In closing, we do not accept money, gifts or samples from pet food companies in exchange for special consideration in the preparation of our reviews or ratings.

However, we do receive a fee from Chewy.com for each purchase made as a direct result of a referral from our website. This fee is a fixed dollar amount and has nothing to do with the size of an order or the brand selected for purchase.

Have an opinion about this dog food? Or maybe the review itself? Please know we welcome your comments.

Notes and Updates

11/19/2016 Last Update

  1. Adapted by the Dog Food Advisor and based upon the official definition for chicken published by the Association of American Feed Control Officials, Official Publication, 2008 Edition
  • Bobbie Chuck

    I’m confused I do see brown rice but I seem to be missing the flour you speak of and “what not”. The first five major ingredients are Turkey, chicken broth, water, chicken liver, dried egg, potatoes, carrots, where is that cheaply made? I wanted to consider this dog food and still might, but confused about some of the statements I am reading.

  • Pat

    Yes it does.. Thanks

  • aimee

    Hi Pat,
    Dry matter basis is a measurement based on weight and calorie weighted basis is a measurement based on energy.

    Using the numbers from this thread if you had 100 grams of the diet you would have 44 grams protein, 17 grams fat and 31 grams carbohydrate.

    If you fed 100 calories 38 calories would be from protein, 35 calories from fat, and 27 calories from carbohydrate.

    The calorie weight basis is the preferred basis for comparing foods. Hope that helps!

  • Pat

    what is the difference between dry matter basis and calorie weighted basis?

    i

  • Pat

    can not find that brand any wheres

  • sharron

    hi – would this wet food be considered a good quality food to mix with the dry – thanks

  • Angela Teague

    I have a very picky and stomach sensitive 8 lb dog.
    We have tried just about every food on the market. I was feeding her
    Blue buffalo divine delights lamb. She loved it till they changed the
    recipe! (if anyone else is not happy with the change, Abound is the closest to the old blue recipe I have found and its a lot cheaper. I feed
    her the lamb and rice packets. She loves it.

  • Mina.j

    My puppy Yoranian(Pom/yorkie) was eating BB puppy dry food & she eat it sometimes, so I brought these and now she whines for more. I think she loves it. I buy BB everything, food, treats , ect

  • Cate

    My dogs wouldn’t touch it. There way overpriced anyway.

  • Akari_32

    I buy this a mixer every now and then (BB has a $1 off any can, and these go on sale for $1 at PetSmart quite often).
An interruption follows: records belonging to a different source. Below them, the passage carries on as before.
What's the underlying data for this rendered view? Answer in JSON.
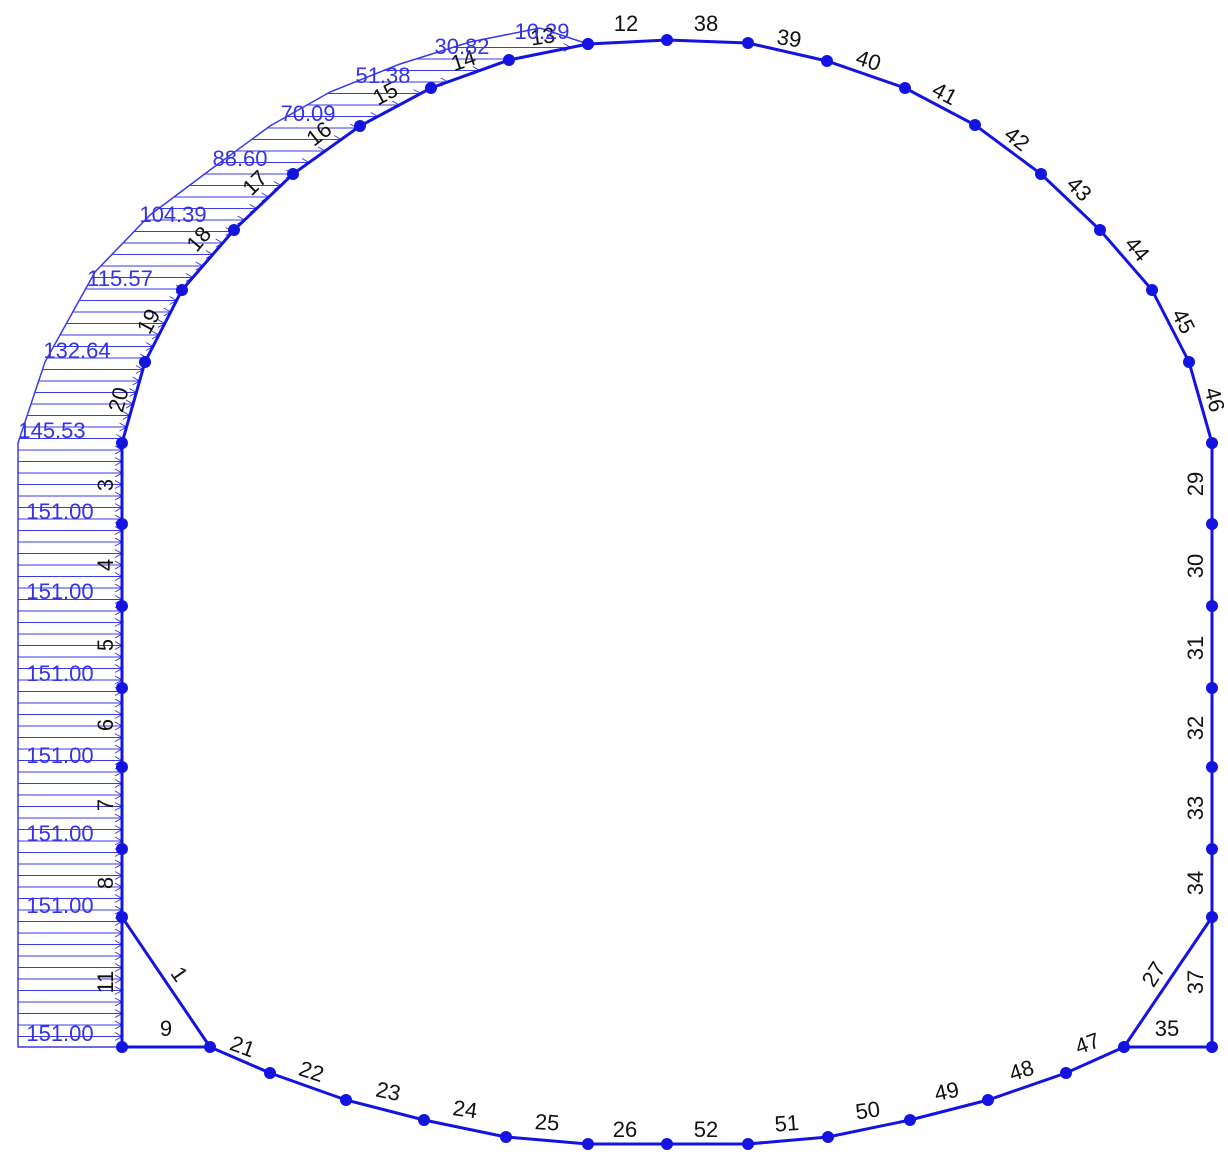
{
  "elements": [
    "12",
    "38",
    "39",
    "40",
    "41",
    "42",
    "43",
    "44",
    "45",
    "46",
    "29",
    "30",
    "31",
    "32",
    "33",
    "34",
    "37",
    "27",
    "35",
    "47",
    "48",
    "49",
    "50",
    "51",
    "52",
    "26",
    "25",
    "24",
    "23",
    "22",
    "21",
    "9",
    "1",
    "11",
    "8",
    "7",
    "6",
    "5",
    "4",
    "3",
    "20",
    "19",
    "18",
    "17",
    "16",
    "15",
    "14",
    "13"
  ],
  "loads": [
    "10.29",
    "30.82",
    "51.38",
    "70.09",
    "88.60",
    "104.39",
    "115.57",
    "132.64",
    "145.53",
    "151.00",
    "151.00",
    "151.00",
    "151.00",
    "151.00",
    "151.00",
    "151.00"
  ]
}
The dogs like them, but they aren’t “Blue Buffalo Quality” so to speak (As said below, the flour and what-not). Cheaply made and over priced, really. They aren’t bad, but they could be better. I wouldn’t pay for them, but I’ll take them for free!

  • Eldee

    I find it strange that flour and rice are used in Blue Buffalo’s ingredient list near the top of the list. Their commercials slam the big brand dog foods for using them.

  • hanoverboxer

    Thanks for the review, Dr. Mike. This is what I primarily feed my dog, and he seems to like it a lot.